Jennifer F. Sklarew examines how two key factors - shocks and stakeholder relationships - combine to influence energy system transitions, applying a case study of Japan's trajectory from the time of the 1970s oil crises through the period following the 2011 Fukushima Daiichi nuclear disaster. Examining the role of diverse stakeholders' resilience priorities, she focuses on how changes in stakeholder cooperation and clout respond to and are affected by these shocks, and how this combination of shocks and relationship changes shapes energy policies and policymaking. From Japan's narrative, the book derives unique and universal lessons for cooperation on innovation and energy system resilience applicable to communities and nations around the globe, including implications for transitions in the context of the COVID-19 pandemic. The book also places energy system resilience and innovation in the broader context of the food-energy-water-climate nexus.
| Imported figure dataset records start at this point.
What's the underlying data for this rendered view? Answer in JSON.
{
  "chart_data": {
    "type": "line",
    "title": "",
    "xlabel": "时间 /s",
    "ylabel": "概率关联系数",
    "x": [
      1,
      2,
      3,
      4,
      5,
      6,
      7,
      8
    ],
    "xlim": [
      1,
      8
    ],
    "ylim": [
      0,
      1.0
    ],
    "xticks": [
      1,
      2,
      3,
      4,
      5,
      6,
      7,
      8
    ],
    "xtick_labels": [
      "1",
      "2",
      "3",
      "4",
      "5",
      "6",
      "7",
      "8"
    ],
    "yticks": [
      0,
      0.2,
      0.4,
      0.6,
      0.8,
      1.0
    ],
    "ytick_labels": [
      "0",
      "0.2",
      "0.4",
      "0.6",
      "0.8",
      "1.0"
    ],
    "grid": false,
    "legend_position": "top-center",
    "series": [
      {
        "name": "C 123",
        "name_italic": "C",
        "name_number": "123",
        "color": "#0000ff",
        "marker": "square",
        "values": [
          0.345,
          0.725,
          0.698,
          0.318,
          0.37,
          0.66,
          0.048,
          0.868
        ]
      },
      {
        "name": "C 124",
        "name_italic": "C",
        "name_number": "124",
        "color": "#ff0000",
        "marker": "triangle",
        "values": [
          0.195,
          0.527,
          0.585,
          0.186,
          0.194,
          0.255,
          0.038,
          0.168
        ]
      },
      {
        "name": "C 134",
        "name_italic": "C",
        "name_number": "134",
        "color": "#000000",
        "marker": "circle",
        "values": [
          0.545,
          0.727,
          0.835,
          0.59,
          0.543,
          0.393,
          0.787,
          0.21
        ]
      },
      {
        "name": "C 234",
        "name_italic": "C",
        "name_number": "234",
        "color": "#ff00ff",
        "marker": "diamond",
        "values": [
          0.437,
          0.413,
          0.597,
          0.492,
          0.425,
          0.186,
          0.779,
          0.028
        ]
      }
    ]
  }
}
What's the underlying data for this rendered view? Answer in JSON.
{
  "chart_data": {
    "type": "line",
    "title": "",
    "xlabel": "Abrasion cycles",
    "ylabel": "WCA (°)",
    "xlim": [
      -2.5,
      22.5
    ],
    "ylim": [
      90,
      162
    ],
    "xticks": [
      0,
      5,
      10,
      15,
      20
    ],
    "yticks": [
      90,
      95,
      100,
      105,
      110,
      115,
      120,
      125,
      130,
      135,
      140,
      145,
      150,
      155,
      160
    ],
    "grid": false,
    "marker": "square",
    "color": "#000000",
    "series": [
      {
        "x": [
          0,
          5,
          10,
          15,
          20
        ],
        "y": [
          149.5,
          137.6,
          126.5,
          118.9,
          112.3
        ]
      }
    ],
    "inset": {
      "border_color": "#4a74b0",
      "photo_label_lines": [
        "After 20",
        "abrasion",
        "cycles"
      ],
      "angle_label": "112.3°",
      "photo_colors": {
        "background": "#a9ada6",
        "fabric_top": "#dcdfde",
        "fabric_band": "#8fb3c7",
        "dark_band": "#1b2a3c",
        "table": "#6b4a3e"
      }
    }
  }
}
Building Resilient Energy Systems: Lessons from Japan will appeal to all levels of readers with an interest in energy policy, energy technologies and energy transitions: experts and specialists; academics and students; practitioners and policymakers.

List of contents










Acknowledgements List of Figures List of Tables List of Abbreviations 1. Introduction 2.Framing Concepts: Energy System Lock-in, Shocks, Stakeholders and Resilience  3.1970s-1980s Oil Shocks: Not So Shocking 4.1990s and 2000s Nuclear Accidents and Scandal: Shock Absorption 5. 2011-2020 Fukushima Disaster: Shock to the System or Not? 6. Conclusions: Lessons for Resilience and Innovation Index

About the author

Jennifer F. Sklarew brings 30 years of energy policymaking and analysis to her research and teaching as a professor of energy and sustainability at George Mason University. National Public Radio (NPR) has quoted her as an expert on Japanese energy policymaking. In the U.S. Department of Commerce’s Office of Japan, she collaborated on Japanese electricity and gas deregulation and served as a Mike Mansfield Fellow in Tokyo. She previously served as an energy policy consultant to Japanese utility companies and a policy analyst for the Japan Nuclear Cycle Development Institute. Her broader food-energy-water-climate resilience interest appears in this book and a co-authored book, Managing Challenges for the Flint Water Crisis.

Summary

This book explores an ongoing puzzle: why don’t catastrophic events, such as oil shocks and nuclear meltdowns, always trigger transitions away from the energy technologies involved?